Proteger terras indígenas previne 15 milhões de casos de doenças

GETTY IMAGES

A Amazônia pode absorver 26 mil toneladas de poluentes gerados pelas queimadas todos os anos — e 27% desta capacidade vêm dos territórios indígenas, apesar de eles ocuparem 22% da área de floresta.

Esses são alguns dos achados de uma pesquisa inédita, que acaba de ser publicada no periódico acadêmico Communications Earth & Environment, do Grupo Nature.

O trabalho estima que, ao proteger as terras manejadas pelos povos originários, seria possível evitar 15 milhões de casos de doenças respiratórias e cardiovasculares por ano, que custariam 2 bilhões de dólares (R$ 10 bilhões) ao governo brasileiro.

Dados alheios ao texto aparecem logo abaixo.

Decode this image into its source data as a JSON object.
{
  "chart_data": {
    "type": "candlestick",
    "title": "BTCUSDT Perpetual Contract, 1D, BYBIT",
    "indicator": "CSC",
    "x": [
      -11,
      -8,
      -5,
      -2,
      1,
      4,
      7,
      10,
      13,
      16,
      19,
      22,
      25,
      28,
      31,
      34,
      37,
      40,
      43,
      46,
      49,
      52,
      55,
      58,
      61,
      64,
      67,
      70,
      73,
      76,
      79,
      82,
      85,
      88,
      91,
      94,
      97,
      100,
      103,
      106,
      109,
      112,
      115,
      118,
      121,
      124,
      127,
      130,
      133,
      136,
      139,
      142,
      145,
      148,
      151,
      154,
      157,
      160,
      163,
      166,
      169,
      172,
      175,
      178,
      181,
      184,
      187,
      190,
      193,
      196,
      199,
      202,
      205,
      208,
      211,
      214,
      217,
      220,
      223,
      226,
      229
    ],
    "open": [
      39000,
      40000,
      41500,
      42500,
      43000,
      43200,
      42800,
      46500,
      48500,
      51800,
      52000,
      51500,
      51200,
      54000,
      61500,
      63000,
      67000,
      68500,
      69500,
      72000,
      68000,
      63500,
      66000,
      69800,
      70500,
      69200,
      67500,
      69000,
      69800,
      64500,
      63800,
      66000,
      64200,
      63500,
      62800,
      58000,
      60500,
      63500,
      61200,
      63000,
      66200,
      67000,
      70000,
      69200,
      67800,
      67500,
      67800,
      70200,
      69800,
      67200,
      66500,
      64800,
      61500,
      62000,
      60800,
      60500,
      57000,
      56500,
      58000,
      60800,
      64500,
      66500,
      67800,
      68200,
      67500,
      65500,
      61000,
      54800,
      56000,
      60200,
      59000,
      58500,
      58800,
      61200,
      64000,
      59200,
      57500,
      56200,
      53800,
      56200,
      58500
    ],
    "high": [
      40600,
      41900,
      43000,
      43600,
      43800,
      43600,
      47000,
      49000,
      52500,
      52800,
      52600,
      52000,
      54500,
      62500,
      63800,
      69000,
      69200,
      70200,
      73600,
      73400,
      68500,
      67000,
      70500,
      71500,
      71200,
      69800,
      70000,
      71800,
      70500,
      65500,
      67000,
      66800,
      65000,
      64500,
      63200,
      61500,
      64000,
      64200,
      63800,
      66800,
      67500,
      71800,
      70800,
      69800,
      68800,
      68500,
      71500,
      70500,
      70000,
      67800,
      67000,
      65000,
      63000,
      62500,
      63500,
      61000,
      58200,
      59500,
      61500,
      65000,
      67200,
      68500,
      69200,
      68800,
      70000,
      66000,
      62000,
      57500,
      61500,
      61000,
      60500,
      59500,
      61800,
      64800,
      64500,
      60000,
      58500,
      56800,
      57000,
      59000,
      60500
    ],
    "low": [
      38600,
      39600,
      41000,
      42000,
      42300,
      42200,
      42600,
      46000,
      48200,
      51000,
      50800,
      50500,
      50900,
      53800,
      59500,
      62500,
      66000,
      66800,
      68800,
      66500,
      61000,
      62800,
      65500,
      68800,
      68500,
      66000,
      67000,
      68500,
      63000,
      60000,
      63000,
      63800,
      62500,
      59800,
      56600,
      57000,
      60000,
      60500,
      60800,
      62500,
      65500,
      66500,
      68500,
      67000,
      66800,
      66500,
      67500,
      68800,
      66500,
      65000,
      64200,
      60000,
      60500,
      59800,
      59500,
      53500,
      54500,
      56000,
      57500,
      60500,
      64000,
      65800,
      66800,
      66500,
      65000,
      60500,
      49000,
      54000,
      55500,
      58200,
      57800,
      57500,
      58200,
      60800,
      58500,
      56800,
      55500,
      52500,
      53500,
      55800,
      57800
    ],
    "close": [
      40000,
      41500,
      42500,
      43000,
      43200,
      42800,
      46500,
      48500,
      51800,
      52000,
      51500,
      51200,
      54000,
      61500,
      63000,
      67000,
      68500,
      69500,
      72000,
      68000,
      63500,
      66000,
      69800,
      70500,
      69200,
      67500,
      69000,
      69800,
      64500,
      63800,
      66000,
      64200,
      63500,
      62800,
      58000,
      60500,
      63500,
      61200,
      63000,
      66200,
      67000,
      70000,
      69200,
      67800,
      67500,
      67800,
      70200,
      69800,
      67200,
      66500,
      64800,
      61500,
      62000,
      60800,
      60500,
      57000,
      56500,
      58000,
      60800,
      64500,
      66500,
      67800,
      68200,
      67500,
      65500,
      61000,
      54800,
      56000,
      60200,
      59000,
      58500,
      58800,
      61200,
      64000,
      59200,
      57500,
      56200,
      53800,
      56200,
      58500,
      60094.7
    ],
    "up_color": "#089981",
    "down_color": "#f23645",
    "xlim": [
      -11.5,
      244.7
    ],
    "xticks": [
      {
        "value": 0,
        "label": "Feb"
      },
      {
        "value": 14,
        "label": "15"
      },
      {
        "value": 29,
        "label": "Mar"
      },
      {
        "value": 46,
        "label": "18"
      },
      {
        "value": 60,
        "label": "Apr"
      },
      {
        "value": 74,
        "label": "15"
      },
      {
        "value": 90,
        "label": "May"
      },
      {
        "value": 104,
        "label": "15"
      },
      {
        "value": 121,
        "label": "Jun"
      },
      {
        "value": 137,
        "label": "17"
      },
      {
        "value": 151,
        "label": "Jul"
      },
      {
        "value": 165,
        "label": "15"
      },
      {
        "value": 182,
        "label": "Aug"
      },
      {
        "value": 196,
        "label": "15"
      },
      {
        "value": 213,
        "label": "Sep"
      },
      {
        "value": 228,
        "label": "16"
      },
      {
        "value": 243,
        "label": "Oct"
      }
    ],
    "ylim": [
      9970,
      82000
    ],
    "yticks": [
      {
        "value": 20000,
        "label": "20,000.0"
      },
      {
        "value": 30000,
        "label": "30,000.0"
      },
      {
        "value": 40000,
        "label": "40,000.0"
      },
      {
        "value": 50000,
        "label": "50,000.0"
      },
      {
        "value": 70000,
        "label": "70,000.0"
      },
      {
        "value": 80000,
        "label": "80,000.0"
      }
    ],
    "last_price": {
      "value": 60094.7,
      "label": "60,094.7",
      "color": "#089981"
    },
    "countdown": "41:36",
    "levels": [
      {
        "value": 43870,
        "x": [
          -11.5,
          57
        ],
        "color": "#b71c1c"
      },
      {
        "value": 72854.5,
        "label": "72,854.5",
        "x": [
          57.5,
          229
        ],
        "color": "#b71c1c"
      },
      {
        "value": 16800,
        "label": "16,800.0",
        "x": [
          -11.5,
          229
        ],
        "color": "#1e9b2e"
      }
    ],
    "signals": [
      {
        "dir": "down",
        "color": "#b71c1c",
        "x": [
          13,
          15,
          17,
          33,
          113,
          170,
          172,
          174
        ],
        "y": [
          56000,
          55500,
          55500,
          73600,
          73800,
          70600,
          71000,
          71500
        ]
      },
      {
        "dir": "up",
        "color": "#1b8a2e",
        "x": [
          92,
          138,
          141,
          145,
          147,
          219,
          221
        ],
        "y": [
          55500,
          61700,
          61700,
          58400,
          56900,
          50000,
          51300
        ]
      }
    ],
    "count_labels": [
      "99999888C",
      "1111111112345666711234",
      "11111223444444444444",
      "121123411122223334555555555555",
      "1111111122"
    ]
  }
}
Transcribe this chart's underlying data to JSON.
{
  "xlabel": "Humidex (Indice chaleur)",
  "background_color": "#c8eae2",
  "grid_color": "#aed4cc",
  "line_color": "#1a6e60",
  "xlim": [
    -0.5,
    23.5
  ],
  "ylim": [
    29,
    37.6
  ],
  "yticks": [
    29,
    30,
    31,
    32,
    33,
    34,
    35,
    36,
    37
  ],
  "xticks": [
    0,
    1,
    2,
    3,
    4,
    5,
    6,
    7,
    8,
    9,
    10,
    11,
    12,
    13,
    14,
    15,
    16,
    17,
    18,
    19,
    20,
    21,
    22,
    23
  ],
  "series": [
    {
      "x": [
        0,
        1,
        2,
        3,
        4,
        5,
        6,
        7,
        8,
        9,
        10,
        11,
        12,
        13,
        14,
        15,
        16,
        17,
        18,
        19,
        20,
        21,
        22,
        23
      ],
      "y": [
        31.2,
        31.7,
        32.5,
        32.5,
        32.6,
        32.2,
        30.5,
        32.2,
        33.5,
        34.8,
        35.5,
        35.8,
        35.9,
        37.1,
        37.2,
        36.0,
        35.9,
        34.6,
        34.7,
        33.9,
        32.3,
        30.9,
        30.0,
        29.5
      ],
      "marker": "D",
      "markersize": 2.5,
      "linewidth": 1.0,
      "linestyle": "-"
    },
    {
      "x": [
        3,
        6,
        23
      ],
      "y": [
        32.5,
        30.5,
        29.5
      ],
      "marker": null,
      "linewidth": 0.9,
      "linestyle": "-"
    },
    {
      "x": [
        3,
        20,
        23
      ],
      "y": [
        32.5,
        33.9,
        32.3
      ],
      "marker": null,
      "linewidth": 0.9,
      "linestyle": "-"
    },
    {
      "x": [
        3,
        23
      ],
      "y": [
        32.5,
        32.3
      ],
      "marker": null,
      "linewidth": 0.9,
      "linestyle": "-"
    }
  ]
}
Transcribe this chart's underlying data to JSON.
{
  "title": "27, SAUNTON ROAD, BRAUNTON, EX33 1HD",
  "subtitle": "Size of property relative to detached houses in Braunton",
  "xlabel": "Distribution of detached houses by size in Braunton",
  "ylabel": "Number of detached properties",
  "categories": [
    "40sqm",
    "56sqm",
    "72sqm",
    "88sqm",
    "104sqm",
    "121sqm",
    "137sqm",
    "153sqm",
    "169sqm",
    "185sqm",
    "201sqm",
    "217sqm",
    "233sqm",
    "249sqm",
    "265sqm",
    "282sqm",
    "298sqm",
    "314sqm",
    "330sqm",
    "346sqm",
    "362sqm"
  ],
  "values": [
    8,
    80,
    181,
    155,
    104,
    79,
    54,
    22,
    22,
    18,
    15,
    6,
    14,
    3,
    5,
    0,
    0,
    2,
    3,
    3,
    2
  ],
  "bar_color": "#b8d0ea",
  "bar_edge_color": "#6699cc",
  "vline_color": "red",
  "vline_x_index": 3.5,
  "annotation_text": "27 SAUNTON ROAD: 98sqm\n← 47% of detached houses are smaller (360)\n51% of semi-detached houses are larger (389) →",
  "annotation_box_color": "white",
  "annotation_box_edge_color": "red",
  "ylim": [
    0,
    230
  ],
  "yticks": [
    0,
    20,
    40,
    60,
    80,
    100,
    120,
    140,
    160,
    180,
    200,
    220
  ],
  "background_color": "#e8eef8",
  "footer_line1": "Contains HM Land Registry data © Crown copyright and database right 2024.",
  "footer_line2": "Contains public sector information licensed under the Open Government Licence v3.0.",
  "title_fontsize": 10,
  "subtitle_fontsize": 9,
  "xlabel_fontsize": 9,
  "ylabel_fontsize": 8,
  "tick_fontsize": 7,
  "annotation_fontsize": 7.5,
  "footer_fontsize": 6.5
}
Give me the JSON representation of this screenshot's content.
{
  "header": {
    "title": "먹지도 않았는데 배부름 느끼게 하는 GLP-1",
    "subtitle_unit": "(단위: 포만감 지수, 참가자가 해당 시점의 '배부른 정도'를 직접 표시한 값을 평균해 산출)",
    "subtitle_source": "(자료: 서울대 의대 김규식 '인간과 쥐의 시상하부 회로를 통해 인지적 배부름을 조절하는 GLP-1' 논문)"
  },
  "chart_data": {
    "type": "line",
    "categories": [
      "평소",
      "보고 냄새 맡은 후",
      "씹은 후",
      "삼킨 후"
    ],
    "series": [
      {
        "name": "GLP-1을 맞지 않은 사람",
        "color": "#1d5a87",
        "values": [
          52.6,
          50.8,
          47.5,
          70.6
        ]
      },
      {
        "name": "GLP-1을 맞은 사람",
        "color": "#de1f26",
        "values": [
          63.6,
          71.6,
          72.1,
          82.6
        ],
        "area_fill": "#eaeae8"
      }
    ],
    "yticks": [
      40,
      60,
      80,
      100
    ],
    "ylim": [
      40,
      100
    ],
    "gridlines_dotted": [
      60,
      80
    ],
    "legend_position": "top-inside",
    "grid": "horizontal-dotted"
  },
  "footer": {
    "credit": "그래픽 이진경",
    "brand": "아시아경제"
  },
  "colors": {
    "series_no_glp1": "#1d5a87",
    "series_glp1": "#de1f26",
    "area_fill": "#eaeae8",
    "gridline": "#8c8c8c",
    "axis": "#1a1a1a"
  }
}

Esses problemas de saúde estão relacionados ao contato das populações locais com poluentes chamados de “partículas finas ou inaláveis” (também conhecidos pela sigla PM 2.5), que são liberados a partir das queimadas, uma das práticas mais comuns para a abertura de pastos para a pecuária e campos para agricultura na Amazônia.

A pesquisa ainda mostrou que esse efeito protetor das áreas de florestas é abrangente: territórios indígenas bem preservados localizados mais ao norte conseguem absorver a poluição gerada a quilômetros de distância no arco do desmatamento, que se concentra nas porções sul e sudeste da floresta.

Como o estudo foi feito

Um time de especialistas de diversas instituições — da ong EcoHealth Alliance, da Universidade Clark, dos Estados Unidos, da Universidade Autônoma do México e da Universidade de São Paulo (USP) — compilaram estatísticas dos últimos dez anos sobre desmatamento, queimadas, emissão de poluentes e notificações de doenças na Amazônia Legal brasileira.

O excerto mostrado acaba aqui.